Personal information
- Full name: Daniel Tavares Martins
- Born: 12 March 1996 (age 30) Marília, Brazil
- Height: 1.71 m (5 ft 7 in)

Sport
- Country: Brazil
- Sport: Para-athletics
- Disability class: T20

Medal record
Men's para-athletics
Representing Brazil
Paralympic Games
| Gold medal – first place | 2016 Rio de Janeiro | 400m T20 |
World Championships
| Gold medal – first place | 2015 Doha | 400m T20 |
| Gold medal – first place | 2017 London | 400m T20 |
| Gold medal – first place | 2019 Dubai | 400m T20 |
| Silver medal – second place | 2023 Paris | 400m T20 |
| Silver medal – second place | 2025 New Delhi | 400m T20 |
Parapan American Games
| Gold medal – first place | 2019 Lima | 400m T20 |

= Daniel Martins (athlete) =

Brazilian Paralympic athlete (born 1996)

Daniel Tavares Martins (born 12 March 1996) is a Brazilian Paralympic athlete who competes in sprinting events at international elite events.

==Career==
He represented Brazil at the 2016 Summer Paralympics and won a gold medal in the 400 metres T20 event.

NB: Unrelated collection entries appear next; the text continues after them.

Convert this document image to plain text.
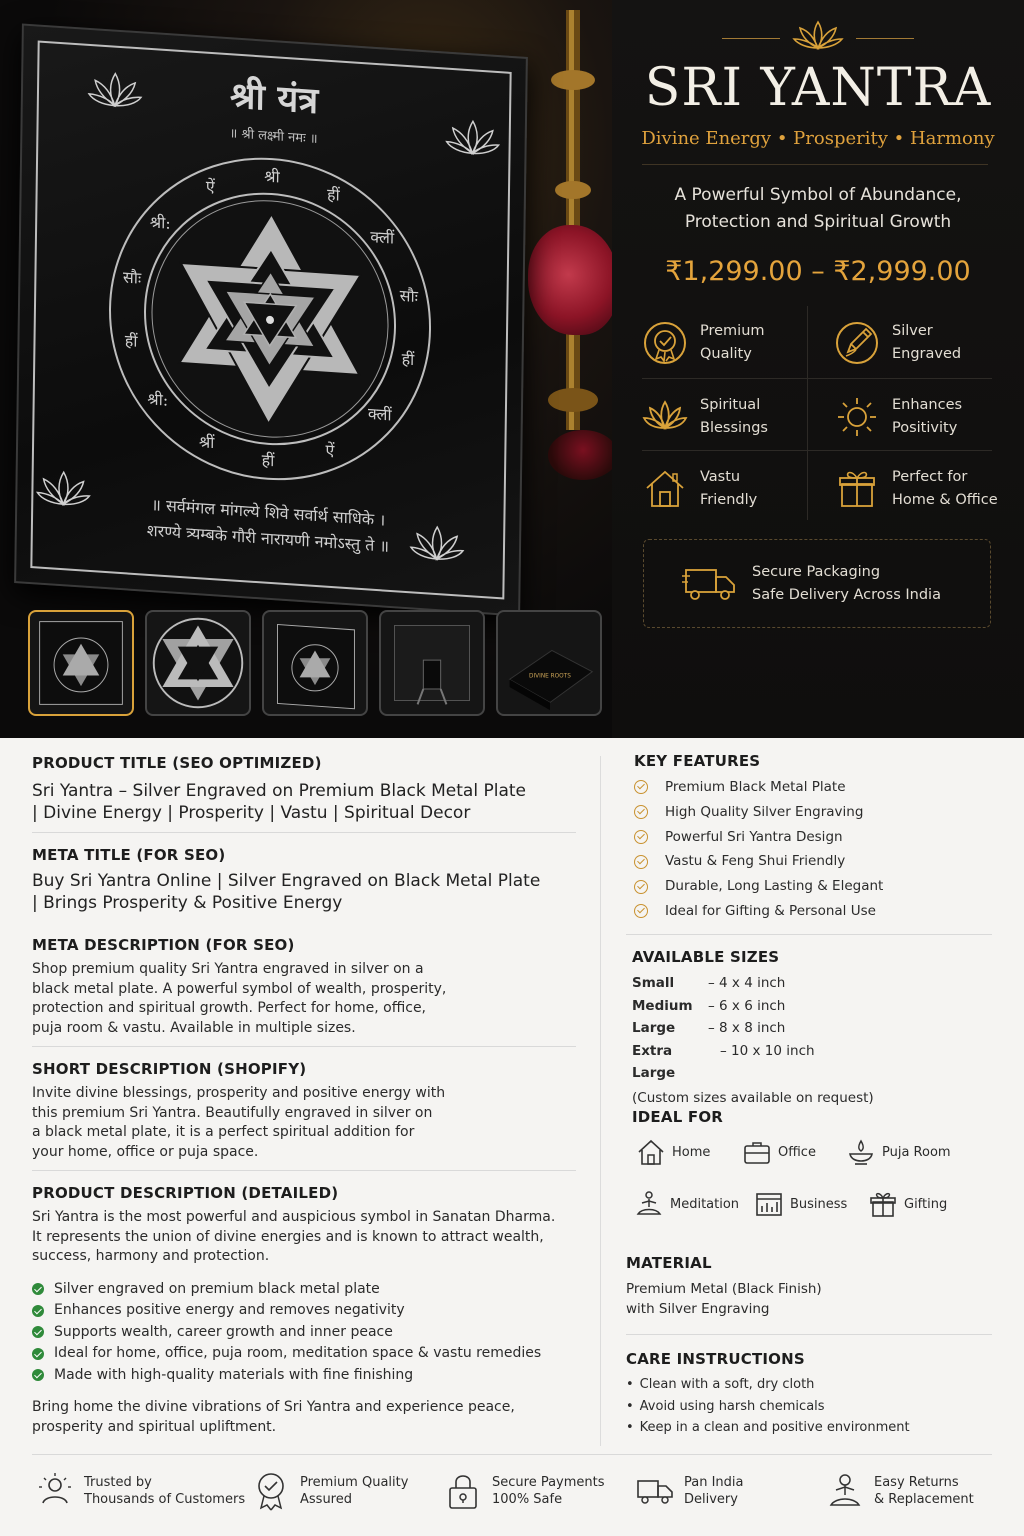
श्री यंत्र
॥ श्री लक्ष्मी नमः ॥
श्री
हीं
क्लीं
सौः
हीं
क्लीं
ऐं
हीं
श्रीं
श्री:
हीं
सौः
श्री:
ऐं
॥ सर्वमंगल मांगल्ये शिवे सर्वार्थ साधिके ।
शरण्ये त्र्यम्बके गौरी नारायणी नमोऽस्तु ते ॥
DIVINE ROOTS
SRI YANTRA
Divine Energy • Prosperity • Harmony
A Powerful Symbol of Abundance,
Protection and Spiritual Growth
₹1,299.00 – ₹2,999.00
Premium
Quality
Silver
Engraved
Spiritual
Blessings
Enhances
Positivity
Vastu
Friendly
Perfect for
Home & Office
Secure Packaging
Safe Delivery Across India
PRODUCT TITLE (SEO OPTIMIZED)
Sri Yantra – Silver Engraved on Premium Black Metal Plate
| Divine Energy | Prosperity | Vastu | Spiritual Decor
META TITLE (FOR SEO)
Buy Sri Yantra Online | Silver Engraved on Black Metal Plate
| Brings Prosperity & Positive Energy
META DESCRIPTION (FOR SEO)
Shop premium quality Sri Yantra engraved in silver on a
black metal plate. A powerful symbol of wealth, prosperity,
protection and spiritual growth. Perfect for home, office,
puja room & vastu. Available in multiple sizes.
SHORT DESCRIPTION (SHOPIFY)
Invite divine blessings, prosperity and positive energy with
this premium Sri Yantra. Beautifully engraved in silver on
a black metal plate, it is a perfect spiritual addition for
your home, office or puja space.
PRODUCT DESCRIPTION (DETAILED)
Sri Yantra is the most powerful and auspicious symbol in Sanatan Dharma.
It represents the union of divine energies and is known to attract wealth,
success, harmony and protection.
Silver engraved on premium black metal plate
Enhances positive energy and removes negativity
Supports wealth, career growth and inner peace
Ideal for home, office, puja room, meditation space & vastu remedies
Made with high-quality materials with fine finishing
Bring home the divine vibrations of Sri Yantra and experience peace,
prosperity and spiritual upliftment.
KEY FEATURES
Premium Black Metal Plate
High Quality Silver Engraving
Powerful Sri Yantra Design
Vastu & Feng Shui Friendly
Durable, Long Lasting & Elegant
Ideal for Gifting & Personal Use
AVAILABLE SIZES
Small	– 4 x 4 inch
Medium	– 6 x 6 inch
Large	– 8 x 8 inch
Extra Large
– 10 x 10 inch
(Custom sizes available on request)
IDEAL FOR
Home	Office	Puja Room
Meditation	Business	Gifting
MATERIAL
Premium Metal (Black Finish)
with Silver Engraving
CARE INSTRUCTIONS
• Clean with a soft, dry cloth
• Avoid using harsh chemicals
• Keep in a clean and positive environment
Trusted by
Thousands of Customers
Premium Quality
Assured
Secure Payments
100% Safe
Pan India
Delivery
Easy Returns
& Replacement
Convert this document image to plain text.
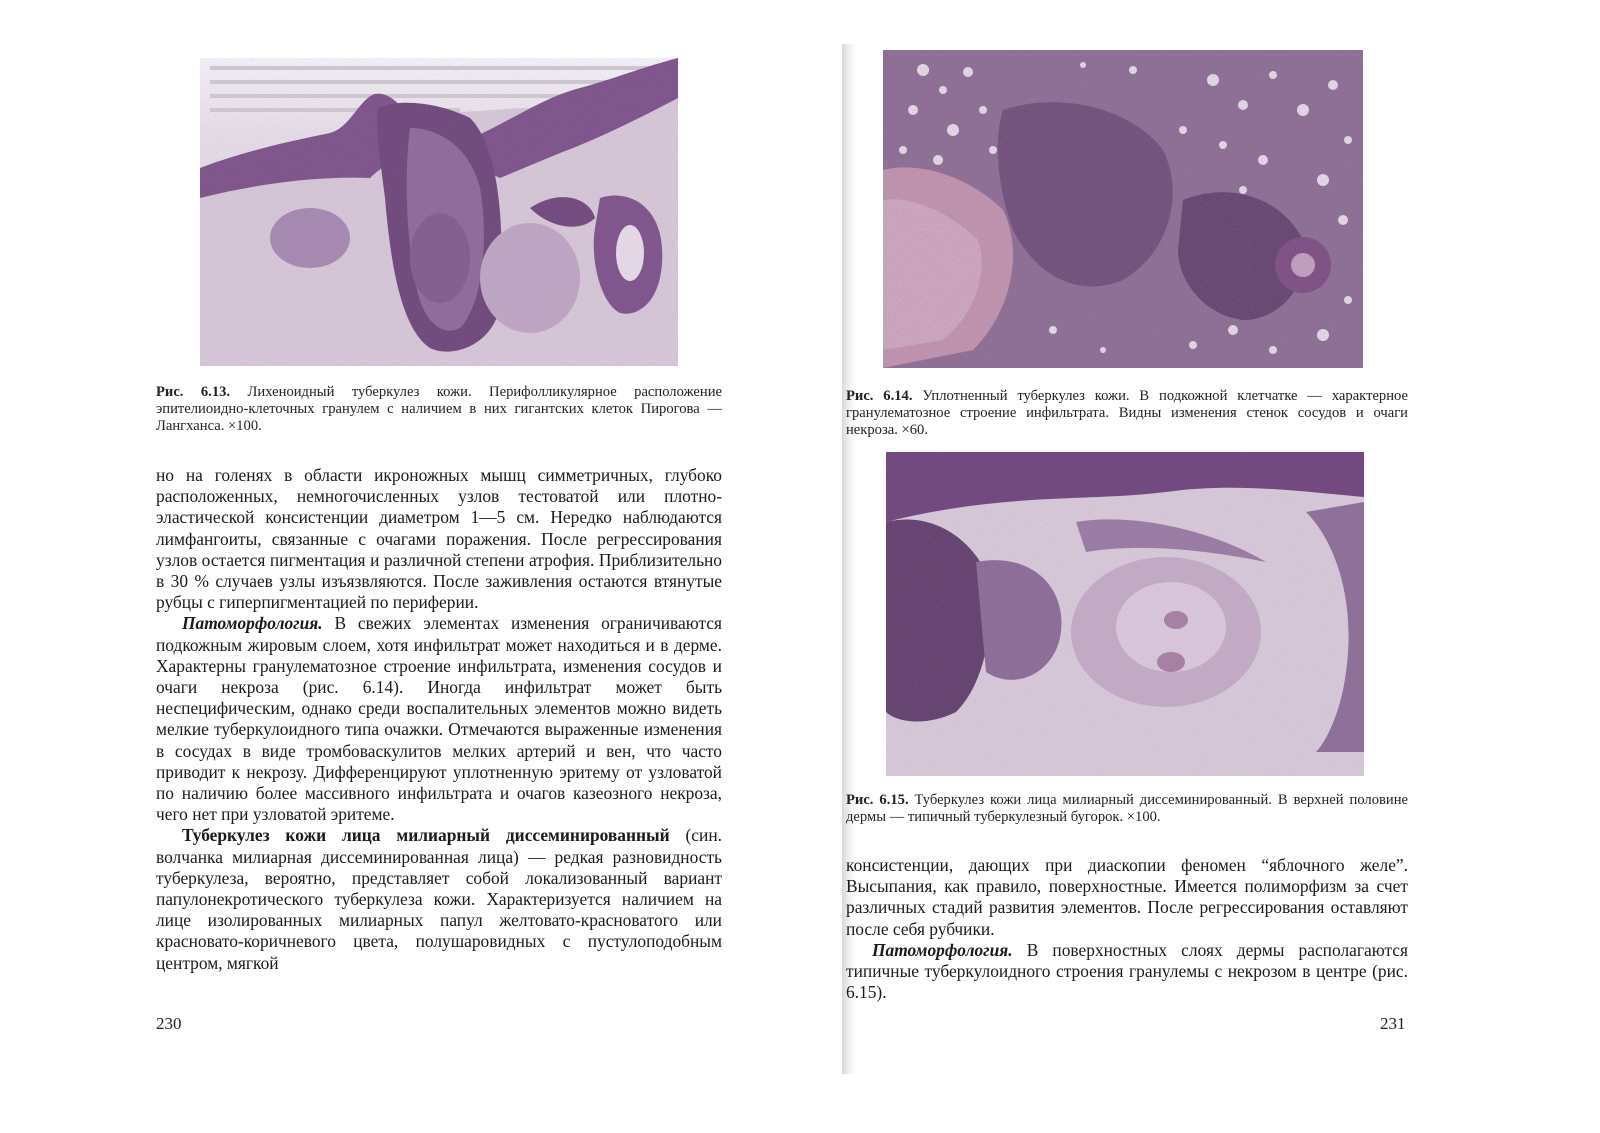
Рис. 6.13. Лихеноидный туберкулез кожи. Перифолликулярное расположение эпителиоидно-клеточных гранулем с наличием в них гигантских клеток Пирогова — Лангханса. ×100.

но на голенях в области икроножных мышц симметричных, глубоко расположенных, немногочисленных узлов тестоватой или плотно-эластической консистенции диаметром 1—5 см. Нередко наблюдаются лимфангоиты, связанные с очагами поражения. После регрессирования узлов остается пигментация и различной степени атрофия. Приблизительно в 30 % случаев узлы изъязвляются. После заживления остаются втянутые рубцы с гиперпигментацией по периферии.

Патоморфология. В свежих элементах изменения ограничиваются подкожным жировым слоем, хотя инфильтрат может находиться и в дерме. Характерны гранулематозное строение инфильтрата, изменения сосудов и очаги некроза (рис. 6.14). Иногда инфильтрат может быть неспецифическим, однако среди воспалительных элементов можно видеть мелкие туберкулоидного типа очажки. Отмечаются выраженные изменения в сосудах в виде тромбоваскулитов мелких артерий и вен, что часто приводит к некрозу. Дифференцируют уплотненную эритему от узловатой по наличию более массивного инфильтрата и очагов казеозного некроза, чего нет при узловатой эритеме.

Туберкулез кожи лица милиарный диссеминированный (син. волчанка милиарная диссеминированная лица) — редкая разновидность туберкулеза, вероятно, представляет собой локализованный вариант папулонекротического туберкулеза кожи. Характеризуется наличием на лице изолированных милиарных папул желтовато-красноватого или красновато-коричневого цвета, полушаровидных с пустулоподобным центром, мягкой

230
Рис. 6.14. Уплотненный туберкулез кожи. В подкожной клетчатке — характерное гранулематозное строение инфильтрата. Видны изменения стенок сосудов и очаги некроза. ×60.
Рис. 6.15. Туберкулез кожи лица милиарный диссеминированный. В верхней половине дермы — типичный туберкулезный бугорок. ×100.

консистенции, дающих при диаскопии феномен “яблочного желе”. Высыпания, как правило, поверхностные. Имеется полиморфизм за счет различных стадий развития элементов. После регрессирования оставляют после себя рубчики.

Патоморфология. В поверхностных слоях дермы располагаются типичные туберкулоидного строения гранулемы с некрозом в центре (рис. 6.15).

231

He is also a three-time gold medal winner at the World Para Athletics Championships, and a Parapan American Games champion in the 400 metres T20. He was the first Brazilian Paralympic athlete to do so in the T20 classification.

After winning his gold medal at the 2016 Summer Paralympics, a school in Ricardo de Albuquerque in the northern part of Rio de Janeiro was named in honour of him.